African and Chinese artefacts
A number of items from various places worldwide belonging to a private client were identified with the help of appropriate experts in these fields.
The Collections Relocation Successfully Concluded
A staff of seven paid curators and ten part-time volunteers spent a long period of sorting, cataloguing and transferring items. The project concluded with an intensive period of packing, boxing, barcoding and supervising removal starting in June and ending on 29th September 2017.
Working with museum collections in East London
The first couple of months involved liaising with other museums that have undertaken similar projects, working out a schedule of work and appointing paid staff and volunteers. There has been quite a lot of work involved in ensuring that the building is suitable for the work, including resolving connectivity and internet access issues. The specialised database had to be adapted for the major inventory work too.
Let cataloguing commence!
The textile and dress collections have been the first priority as they need to be catalogued and properly packed prior to going off for freezing, a process which will ensure any insect infestation is neutralised. This work has been ably co-ordinated by Deb, a qualified conservator. Meanwhile my colleague Ed has had a good sort of the archaeology collections. Some of the non-local material will be transferred to more appropriate museums.

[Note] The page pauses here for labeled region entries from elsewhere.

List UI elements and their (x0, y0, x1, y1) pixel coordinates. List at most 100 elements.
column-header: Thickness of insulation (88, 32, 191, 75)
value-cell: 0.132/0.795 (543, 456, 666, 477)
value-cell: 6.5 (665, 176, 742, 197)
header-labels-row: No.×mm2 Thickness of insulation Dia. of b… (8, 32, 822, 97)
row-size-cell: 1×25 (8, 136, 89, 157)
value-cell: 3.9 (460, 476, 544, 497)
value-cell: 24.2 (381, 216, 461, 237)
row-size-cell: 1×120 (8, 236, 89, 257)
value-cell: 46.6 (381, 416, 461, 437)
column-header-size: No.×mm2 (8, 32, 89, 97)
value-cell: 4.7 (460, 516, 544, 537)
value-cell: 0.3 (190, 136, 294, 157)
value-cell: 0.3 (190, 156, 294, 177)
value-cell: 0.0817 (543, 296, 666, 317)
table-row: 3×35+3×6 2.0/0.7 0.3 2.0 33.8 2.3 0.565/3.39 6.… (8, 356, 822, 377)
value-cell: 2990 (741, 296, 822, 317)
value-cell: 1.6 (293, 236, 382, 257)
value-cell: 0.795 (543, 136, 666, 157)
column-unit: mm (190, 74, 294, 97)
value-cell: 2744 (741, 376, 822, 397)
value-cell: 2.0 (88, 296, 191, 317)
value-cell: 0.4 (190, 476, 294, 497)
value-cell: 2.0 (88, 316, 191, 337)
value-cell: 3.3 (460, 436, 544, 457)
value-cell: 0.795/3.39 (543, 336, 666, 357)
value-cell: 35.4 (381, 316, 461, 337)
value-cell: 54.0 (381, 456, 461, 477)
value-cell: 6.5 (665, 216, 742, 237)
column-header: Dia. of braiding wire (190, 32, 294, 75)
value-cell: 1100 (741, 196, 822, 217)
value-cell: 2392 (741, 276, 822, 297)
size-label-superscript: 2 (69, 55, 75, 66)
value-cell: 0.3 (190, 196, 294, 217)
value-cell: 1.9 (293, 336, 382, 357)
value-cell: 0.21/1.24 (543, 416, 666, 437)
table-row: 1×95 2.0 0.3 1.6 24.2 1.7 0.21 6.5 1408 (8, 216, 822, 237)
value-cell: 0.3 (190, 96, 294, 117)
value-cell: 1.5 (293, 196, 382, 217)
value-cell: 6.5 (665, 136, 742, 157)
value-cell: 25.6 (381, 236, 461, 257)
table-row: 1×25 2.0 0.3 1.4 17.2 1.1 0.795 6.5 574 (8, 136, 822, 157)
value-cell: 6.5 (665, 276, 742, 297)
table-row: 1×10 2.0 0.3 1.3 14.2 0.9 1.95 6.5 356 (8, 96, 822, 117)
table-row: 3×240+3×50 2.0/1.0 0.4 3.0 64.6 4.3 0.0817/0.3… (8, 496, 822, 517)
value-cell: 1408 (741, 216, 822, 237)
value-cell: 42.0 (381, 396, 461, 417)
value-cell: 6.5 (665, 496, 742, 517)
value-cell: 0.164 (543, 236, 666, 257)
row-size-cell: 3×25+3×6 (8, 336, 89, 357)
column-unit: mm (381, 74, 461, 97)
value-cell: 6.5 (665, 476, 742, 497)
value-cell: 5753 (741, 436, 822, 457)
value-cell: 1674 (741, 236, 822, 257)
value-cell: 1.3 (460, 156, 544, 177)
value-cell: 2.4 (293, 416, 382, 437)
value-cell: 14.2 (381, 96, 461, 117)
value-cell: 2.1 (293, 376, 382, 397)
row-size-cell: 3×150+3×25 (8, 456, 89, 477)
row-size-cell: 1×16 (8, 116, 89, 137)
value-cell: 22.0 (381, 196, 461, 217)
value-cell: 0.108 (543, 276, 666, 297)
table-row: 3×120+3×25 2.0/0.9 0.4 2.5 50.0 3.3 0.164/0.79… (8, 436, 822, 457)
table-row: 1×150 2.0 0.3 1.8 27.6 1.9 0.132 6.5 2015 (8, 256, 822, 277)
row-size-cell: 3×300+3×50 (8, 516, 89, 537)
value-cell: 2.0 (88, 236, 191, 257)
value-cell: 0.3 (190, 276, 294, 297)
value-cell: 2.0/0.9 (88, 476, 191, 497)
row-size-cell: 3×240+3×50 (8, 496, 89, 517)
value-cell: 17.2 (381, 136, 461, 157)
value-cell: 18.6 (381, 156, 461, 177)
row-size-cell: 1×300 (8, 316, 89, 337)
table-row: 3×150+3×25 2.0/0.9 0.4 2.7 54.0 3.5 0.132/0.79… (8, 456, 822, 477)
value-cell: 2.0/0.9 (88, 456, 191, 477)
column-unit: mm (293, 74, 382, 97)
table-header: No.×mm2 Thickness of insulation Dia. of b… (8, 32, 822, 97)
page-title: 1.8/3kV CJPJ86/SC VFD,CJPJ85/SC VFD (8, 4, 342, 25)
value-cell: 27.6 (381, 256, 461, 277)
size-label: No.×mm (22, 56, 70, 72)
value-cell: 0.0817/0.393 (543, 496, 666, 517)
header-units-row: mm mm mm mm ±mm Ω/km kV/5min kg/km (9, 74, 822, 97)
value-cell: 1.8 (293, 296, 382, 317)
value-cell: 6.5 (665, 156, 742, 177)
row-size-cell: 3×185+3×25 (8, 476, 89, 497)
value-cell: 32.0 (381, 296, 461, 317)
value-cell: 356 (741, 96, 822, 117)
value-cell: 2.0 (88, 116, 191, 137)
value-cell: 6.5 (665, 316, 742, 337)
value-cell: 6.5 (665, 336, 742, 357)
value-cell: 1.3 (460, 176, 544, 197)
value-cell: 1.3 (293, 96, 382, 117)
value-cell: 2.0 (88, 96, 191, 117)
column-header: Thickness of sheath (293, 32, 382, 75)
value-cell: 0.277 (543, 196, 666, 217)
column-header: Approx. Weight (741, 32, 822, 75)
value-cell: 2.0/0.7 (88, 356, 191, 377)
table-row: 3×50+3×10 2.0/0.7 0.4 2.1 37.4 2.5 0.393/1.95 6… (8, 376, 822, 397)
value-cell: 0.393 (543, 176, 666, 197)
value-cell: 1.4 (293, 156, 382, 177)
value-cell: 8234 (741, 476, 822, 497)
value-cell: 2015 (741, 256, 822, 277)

I have been putting a collection of Wedgwood Jasperware on sale on behalf of an elderly lady who has moved to a nursing home. Some has gone to private buyers, some to museums.
APDO Annual Conference
Time for the annual conference of the Association of Professional Declutterers and Organisers (APDO), a very supportive and well organised(!) body. This year I particularly appreciated Carl Honore’s keynote speech on the Slow Movement. Juliet Landau-Pope also gave an informative seminar on working with clients from diverse backgrounds.
VHS Tape Transfer
Transfer of some VHS tapes of films relating to Black British history and film-making to a London-based academic.
Sight & Sound
Found a new home for a run of the UK’s film journal of record, Sight & Sound, 1977–2015.
National Organising Week
Monday 7 November - Friday 13 November was National Organising Week.
Women and the First World War
Helped with the Art Fair, raising funds for Keats Community Library in Hampstead. I also delivered a lecture on Women and the First World War to students from Fordham University in New York who were based in London for the semester.

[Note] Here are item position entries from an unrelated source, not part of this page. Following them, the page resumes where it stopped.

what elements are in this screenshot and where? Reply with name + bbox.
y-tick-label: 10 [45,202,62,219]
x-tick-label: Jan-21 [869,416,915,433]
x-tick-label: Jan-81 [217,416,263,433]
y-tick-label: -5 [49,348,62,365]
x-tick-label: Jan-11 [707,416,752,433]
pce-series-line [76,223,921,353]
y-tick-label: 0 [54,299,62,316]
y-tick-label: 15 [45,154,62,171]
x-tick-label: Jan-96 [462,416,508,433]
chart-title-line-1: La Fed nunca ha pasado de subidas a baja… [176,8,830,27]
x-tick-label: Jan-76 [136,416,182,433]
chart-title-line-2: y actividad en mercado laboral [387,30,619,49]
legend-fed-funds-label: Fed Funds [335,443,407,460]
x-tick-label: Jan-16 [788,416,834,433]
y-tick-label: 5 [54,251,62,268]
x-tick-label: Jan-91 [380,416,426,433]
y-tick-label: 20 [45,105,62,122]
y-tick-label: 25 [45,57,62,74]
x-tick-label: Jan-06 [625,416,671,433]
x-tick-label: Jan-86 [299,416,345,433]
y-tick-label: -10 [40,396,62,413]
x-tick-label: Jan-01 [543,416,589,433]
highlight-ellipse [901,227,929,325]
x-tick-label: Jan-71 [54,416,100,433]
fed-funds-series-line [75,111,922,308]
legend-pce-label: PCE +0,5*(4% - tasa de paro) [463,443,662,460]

I have managed to realise over £400 selling mid-20th century film posters for a client. I have arranged a small selection of the ones he did not want to sell on the walls of the entrance hall of his home.
Cellarette and Brass
A successful month selling some antique furniture for a client including a Regency mahogany sarcophagus-style cellarette used in the dining room to keep wines chilled, an early twentieth century library ladder used in an Earls Court bookshop until about 1980 and a portable Bedouin brass table on an ingenious folding wooden stand.

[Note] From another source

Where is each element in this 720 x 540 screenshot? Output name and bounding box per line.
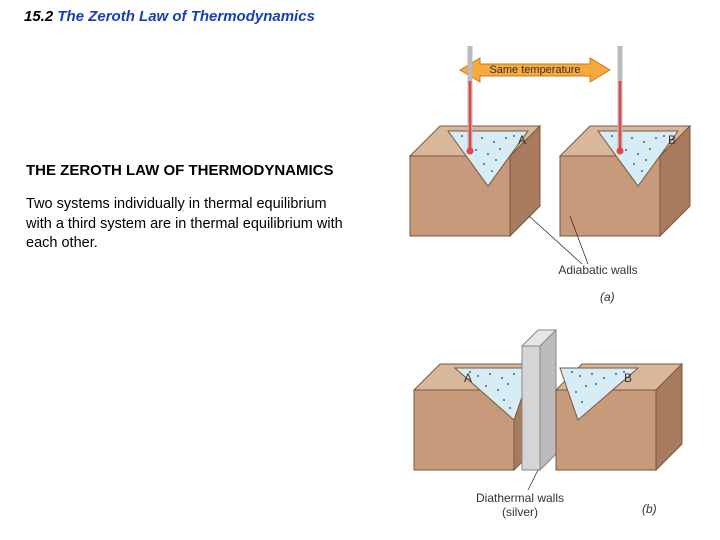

I have been working in Chelsea down by the river, an area connected with artists for over 100 years. Here is Tite Street where John Singer Sargent had his studio from 1885. Oscar Wilde was also a resident there.
Long Play Albums
The week got off to a good start with the sale of a collection of 1960s and 1970s long playing albums to Nick Brown who has a website and who also operates from a shop in Cecil Court in London’s West End.